You never know.


I had 5 students in my Combat Focus Shooting class this past Sunday (1-17-16).  As almost always, various levels of shooting experience, various backgrounds, various ages, etc.  Wonderful group all around.

And, as often is the case in a shooting course where you’re going to shoot more than 100 rounds or so…2 gun changes needed to be made.

The interesting case was a practically brand new Gen4 Glock 17.  Student had about 300-400 rounds through it so far, before the course.  But early on in the morning, failure to feed occurrences were popping up, ultimately with increasing frequency.  While this happily gives us the opportunity to go over malfunction clearing, to many of them indicates we have more than an occurrence, and instead may have a problem.

We checked the students stance, posture and grip.  Good to go.  While the rest of the students went to do a mag reload, the student and I and the Glock stayed on the line.  I shot the pistol and the failure to feed happened every single shot for 3 shots in a row.  Hmm.  Ok, switch mags.  Shot the mag clear, no problems.  Shot the next mag clear, no problems.  At this point I’m thinking its the mag, maybe a bad spring.

Next we tried the same mags in a different Glock.  No problems.  Maybe its the ammo (American Eagle, 124grain, FMJ)?  We try the same 9mm ammo in other mags and other pistols.  No problems.

Finally, we tried different ammo (some ammo I brought) in the original mags in the original problematic 17.  Same failure to feed problems…in all 3 mags, the same mags that worked fine in other guns.

So the common denominator was the Glock.  Was it filthy?  Nope.  Any modifications?

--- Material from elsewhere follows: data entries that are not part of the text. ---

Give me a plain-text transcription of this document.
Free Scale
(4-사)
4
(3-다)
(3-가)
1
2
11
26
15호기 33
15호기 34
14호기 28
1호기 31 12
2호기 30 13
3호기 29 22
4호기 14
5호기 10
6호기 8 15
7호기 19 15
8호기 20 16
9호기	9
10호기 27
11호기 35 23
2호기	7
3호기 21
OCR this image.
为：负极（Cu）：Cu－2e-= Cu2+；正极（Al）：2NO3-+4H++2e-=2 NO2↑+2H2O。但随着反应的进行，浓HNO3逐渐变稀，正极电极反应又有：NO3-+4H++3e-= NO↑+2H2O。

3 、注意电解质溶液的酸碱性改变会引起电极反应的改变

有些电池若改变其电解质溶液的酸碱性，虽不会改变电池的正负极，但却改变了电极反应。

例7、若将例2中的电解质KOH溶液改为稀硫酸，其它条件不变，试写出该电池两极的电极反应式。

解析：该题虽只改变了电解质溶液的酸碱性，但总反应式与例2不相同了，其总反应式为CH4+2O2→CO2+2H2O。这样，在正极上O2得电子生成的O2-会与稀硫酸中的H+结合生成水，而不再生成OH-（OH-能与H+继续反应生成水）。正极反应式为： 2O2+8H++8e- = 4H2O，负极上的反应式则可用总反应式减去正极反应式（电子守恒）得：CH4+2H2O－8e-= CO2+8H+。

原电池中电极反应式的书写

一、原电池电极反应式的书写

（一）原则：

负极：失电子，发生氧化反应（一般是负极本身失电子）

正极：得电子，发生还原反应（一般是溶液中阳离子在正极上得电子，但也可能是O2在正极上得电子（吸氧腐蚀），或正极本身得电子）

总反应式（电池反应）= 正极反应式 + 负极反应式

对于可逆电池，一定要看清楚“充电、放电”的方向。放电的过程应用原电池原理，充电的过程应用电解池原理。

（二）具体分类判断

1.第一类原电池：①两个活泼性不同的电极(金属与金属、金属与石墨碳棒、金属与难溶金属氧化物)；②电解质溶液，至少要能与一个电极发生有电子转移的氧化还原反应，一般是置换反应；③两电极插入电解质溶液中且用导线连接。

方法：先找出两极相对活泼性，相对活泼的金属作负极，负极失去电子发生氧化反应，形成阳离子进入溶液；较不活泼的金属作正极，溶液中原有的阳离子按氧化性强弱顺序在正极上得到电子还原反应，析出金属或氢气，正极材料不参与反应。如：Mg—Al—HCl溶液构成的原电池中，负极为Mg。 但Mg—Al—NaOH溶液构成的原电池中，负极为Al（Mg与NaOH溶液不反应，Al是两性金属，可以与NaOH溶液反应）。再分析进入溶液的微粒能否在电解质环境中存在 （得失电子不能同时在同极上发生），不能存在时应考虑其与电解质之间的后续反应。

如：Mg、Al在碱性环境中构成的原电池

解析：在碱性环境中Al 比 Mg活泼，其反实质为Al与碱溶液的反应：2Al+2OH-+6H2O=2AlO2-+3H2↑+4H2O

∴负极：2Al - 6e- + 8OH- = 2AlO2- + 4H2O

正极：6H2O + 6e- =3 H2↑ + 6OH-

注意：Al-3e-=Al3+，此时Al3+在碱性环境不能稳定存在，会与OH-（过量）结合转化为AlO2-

Nope.  Hmm.  Not impossible of course, but I’ve never seen a Glock behave that way.  The student went a little longer with it, but the failure to feeds continued to the point of ridiculousness.

Luckily, another student had a spare 19 so we were covered for the rest of the day.

Moral of the story?  You never know.

I’m curious what the discussion might be from here.  If you are reading this, and this was your Glock, what would you do from here?  Go directly to a Glock Smith?  Experiment again with different ammo / mags?  Feel free to comment.

Posted in EDC, Shooting.


  1. I have a glock 23 gen 4 .40 and have never had an issue. I would reach out to glock directly and ask them for advice.

  2. Have a 19 and 26. Never experienced FTF on either weapon with a variety of mags. The early Gen 4 17’s had some issues with the recoil spring assembly. Glock will swap is out and from what I’ve seen that is typically the culprit.

  3. First of all, great class, Matt!

    This was my son’s brand new, 2-week-old G17 and we will be contacting Glock about the problems he is having. That being said, a quick Google search brings up a plethora of FTF problems with the Gen 4 Glocks. I believe we have identified the issue as shown in this video, but we will not be performing this modification on a brand new firearm. We will update you on what Glock says once we get in touch with them.